Continuous binary Darboux transformation as an abstract framework for KdV soliton gases
Alexei Rybkin
TL;DR
The paper develops an operator-theoretic framework for deterministic KdV soliton gases and step-type KdV solutions by combining Dyson's determinantal formula with a continuous binary Darboux transformation. It analyzes reflectionless and non-reflectionless step-like backgrounds, showing how spectral data and the density of states encode macroscopic soliton distributions and how step-like condensate–vacuum configurations arise as natural limits. A key advance is the continuous binary Darboux mechanism, which updates scattering data via $\{R,\mathrm{d}\rho\} \to \{R,\mathrm{d}\rho+\mathrm{d}\sigma\}$ while preserving step-type structure, thereby enabling deterministic soliton gases on general backgrounds and providing a rigorous path toward integrating kinetic ideas in the future.
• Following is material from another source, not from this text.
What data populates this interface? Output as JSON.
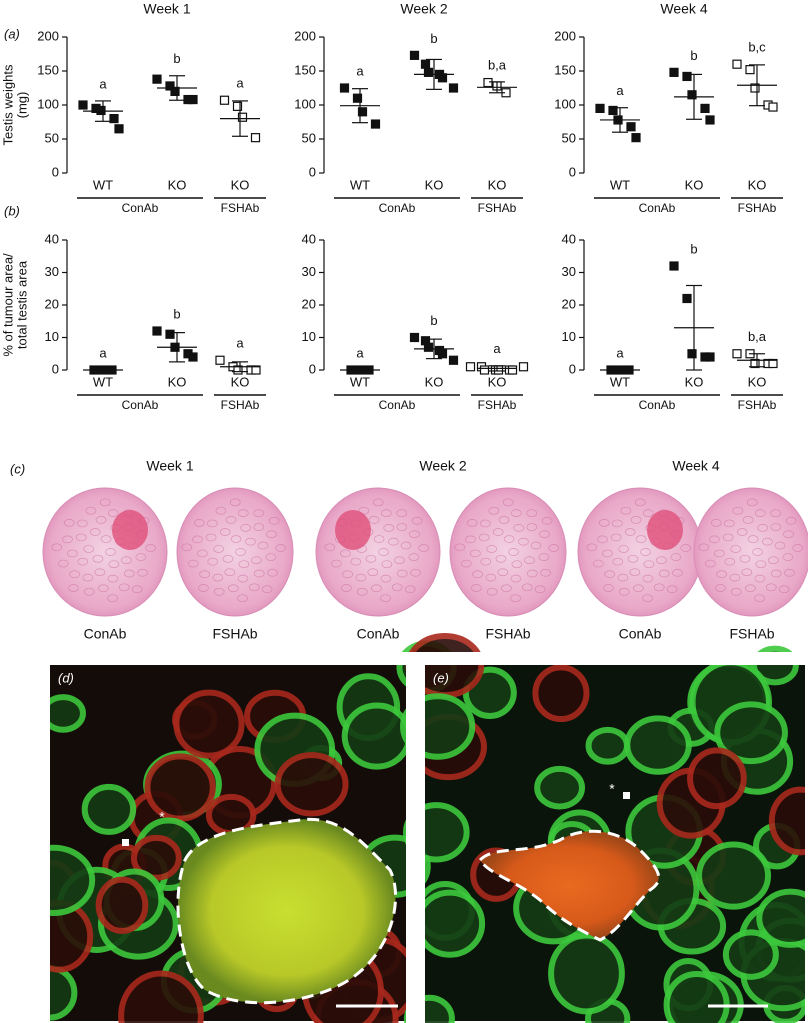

The work offers a unifying perspective that connects zero-background soliton gases, step-like condensates, and finite-gap regimes within a single spectral-theoretic framework, with potential implications for integrable turbulence and dispersive hydrodynamics.
Abstract
We present a unified operator-theoretic framework for constructing deterministic KdV soliton gases and step-type KdV solutions. Starting from Dyson's determinantal formula, we obtain a broad class of reflectionless solutions and describe their basic spectral and analytic properties, including their interpretation as deterministic soliton gases. We then introduce a continuous binary Darboux transformation that acts directly on the scattering data and generates general step-type solutions, with particular emphasis on reflectionless hydraulic-jump-type profiles modelling a soliton condensate on the left and vacuum on the right. The paper is methodological in nature: our goal is not to develop a full kinetic or probabilistic theory, but to show how classical tools from spectral and scattering theory can be combined into a conceptually simple framework that accommodates both reflectionless and non-reflectionless soliton gas configurations, including step-like backgrounds.